La hausse des bénéfices ne provient pas uniquement du portefeuille. Au premier semestre 2026, ce sont surtout les réévaluations et les activités de promotion qui ont contribué au résultat. Le bénéfice net a atteint près de 85 millions de francs, contre 44,6 millions de francs l’année précédente. La société a publié son rapport semestriel le 17 août 2026.
La deuxième phase du projet « Chama » à Cham a eu un impact particulièrement fort. La vente d’appartements en copropriété a rapporté 60,8 millions de francs au résultat. Fin juin, le projet était achevé à 86 % et vendu à 95 %. Parallèlement, le projet «Alto» à Zurich-Altstetten montre que la commercialisation dans le segment locatif est également en plein essor. Peu après son achèvement, les 149 appartements et les surfaces commerciales ont tous été loués.
Le parc immobilier génère moins de revenus, mais le pipeline en génère davantage
Dans le portefeuille existant, le revenu immobilier a baissé de 3,3 % pour s’établir à un peu moins de 38 millions de francs, en raison des ventes réalisées au cours des derniers mois. Sur une base comparable, les revenus ont toutefois progressé de 3,8 %. Le taux de vacance s’est amélioré, passant de 3,2 % à 2,8 % par rapport à fin 2025. À la mi-année, le portefeuille immobilier était évalué à environ 2,1 milliards de francs.

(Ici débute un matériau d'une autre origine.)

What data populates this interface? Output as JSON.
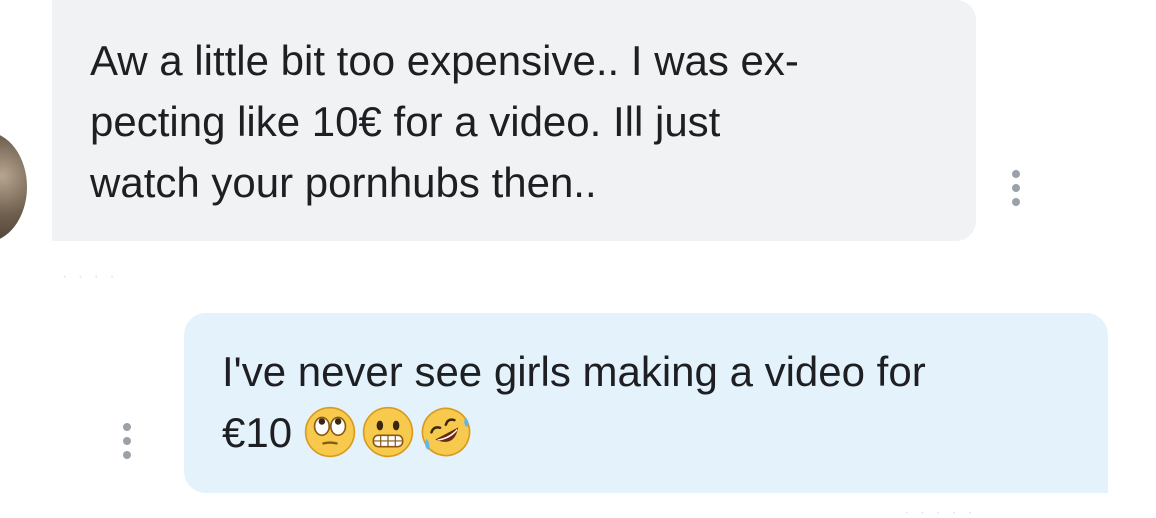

Une part importante de la hausse des bénéfices provenait en outre de la valorisation. Les réévaluations ont contribué à hauteur de 53,4 millions de francs, contre 26,6 millions de francs au cours de la même période de l’année précédente. Environ 40 millions de francs provenaient des biens immobiliers en cours de développement. Pour les promoteurs immobiliers et les gestionnaires de parc immobilier, cela montre clairement à quel point non seulement les revenus locatifs, mais surtout les produits résidentiels prêts à la vente et les réserves de développement pèsent actuellement sur le résultat.
Les acquisitions restent pour l’instant au stade théorique
Parallèlement, la société poursuit la restructuration de son portefeuille. Après la vente de terrains à développer à Aesch et à Saint-Maurice, les cessions ont généré un bénéfice de 6,1 millions de francs au premier semestre. Les capitaux ainsi libérés doivent être réinvestis dans des projets et des acquisitions plus adaptés à la stratégie de l’entreprise.
Mais du côté des acquéreurs, la percée se fait toujours attendre. Sur les 113 opportunités examinées, 15 ont fait l’objet d’une analyse approfondie. Pour sept biens, l’entreprise est entrée dans la phase de due diligence et a soumis des offres fermes pour un montant total de 160 millions de francs. À la mi-août 2026, aucune transaction n’avait encore abouti. Pour l’ensemble de l’année, la direction prévoit, en l’absence d’acquisitions, des revenus locatifs en légère hausse, soit une augmentation d’environ 8 % à périmètre constant, et un taux de vacance d’environ 3 % en fin d’année.